On Tue, Jun 10, 2014 at 11:25:06PM +0200, Natanael Copa wrote:
> On Tue, 10 Jun 2014 12:03:56 -0400
> Rich Felker <dalias@...c.org> wrote:
> 
> > FYI you can emulate the usefulness of suid, without the danger, by
> > having a daemon on a unix socket that you connect to which provides
> > the functionality.
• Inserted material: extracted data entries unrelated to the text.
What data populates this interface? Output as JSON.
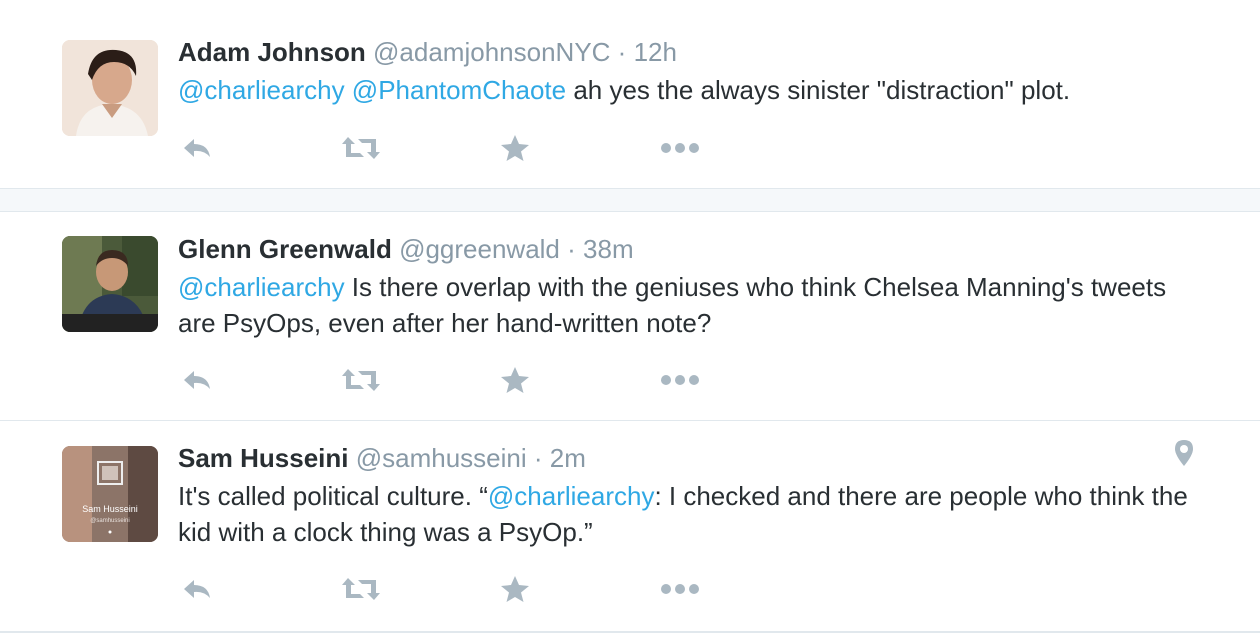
{
  "tweets": [
    {
      "name": "Adam Johnson",
      "handle": "@adamjohnsonNYC",
      "separator": "·",
      "time": "12h",
      "text": [
        {
          "type": "mention",
          "text": "@charliearchy"
        },
        {
          "type": "plain",
          "text": " "
        },
        {
          "type": "mention",
          "text": "@PhantomChaote"
        },
        {
          "type": "plain",
          "text": " ah yes the always sinister \"distraction\" plot."
        }
      ]
    },
    {
      "name": "Glenn Greenwald",
      "handle": "@ggreenwald",
      "separator": "·",
      "time": "38m",
      "text": [
        {
          "type": "mention",
          "text": "@charliearchy"
        },
        {
          "type": "plain",
          "text": " Is there overlap with the geniuses who think Chelsea Manning's tweets are PsyOps, even after her hand-written note?"
        }
      ]
    },
    {
      "name": "Sam Husseini",
      "handle": "@samhusseini",
      "separator": "·",
      "time": "2m",
      "avatar_caption": "Sam Husseini",
      "avatar_subcaption": "@samhusseini",
      "text": [
        {
          "type": "plain",
          "text": "It's called political culture. “"
        },
        {
          "type": "mention",
          "text": "@charliearchy"
        },
        {
          "type": "plain",
          "text": ": I checked and there are people who think the kid with a clock thing was a PsyOp.”"
        }
      ]
    }
  ],
  "icons": [
    "reply-icon",
    "retweet-icon",
    "favorite-icon",
    "more-icon",
    "location-pin-icon"
  ],
  "colors": {
    "mention": "#2fa8e4",
    "muted": "#8899a6",
    "icon": "#aab8c2",
    "thread": "#55d0ef"
  }
}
This is a vastly superior design because there is
> > exactly one input channel to the code running with elevated privileges
> > (the socket) as opposed to unboundedly many (environment, open fds,
> > resource limits, working directory, priority, signal mask and
> > dispositions, cpu affinity, ... and whatever else the kernel folks add
> > in the future).
> 
> You probably knew but this is what OpenBSD does instead of suid + PAM:
> http://en.wikipedia.org/wiki/BSD_Authentication
> 
> I have always liked this approach.

I'm not really familiar with BSD stuff, but yes, it sounds like a much
better alternative to the insanity (which is the only way you can
describe loading arbitrary, poorly-written code directly into
privileged processes for authentication/login purposes) of PAM.

Of course an independent PAM implementation could do the same thing by
offloading the actual work to a separate authentication daemon (and
dropping support for all of the other junk PAM can do to the calling
process) while keeping the same API or even ABI.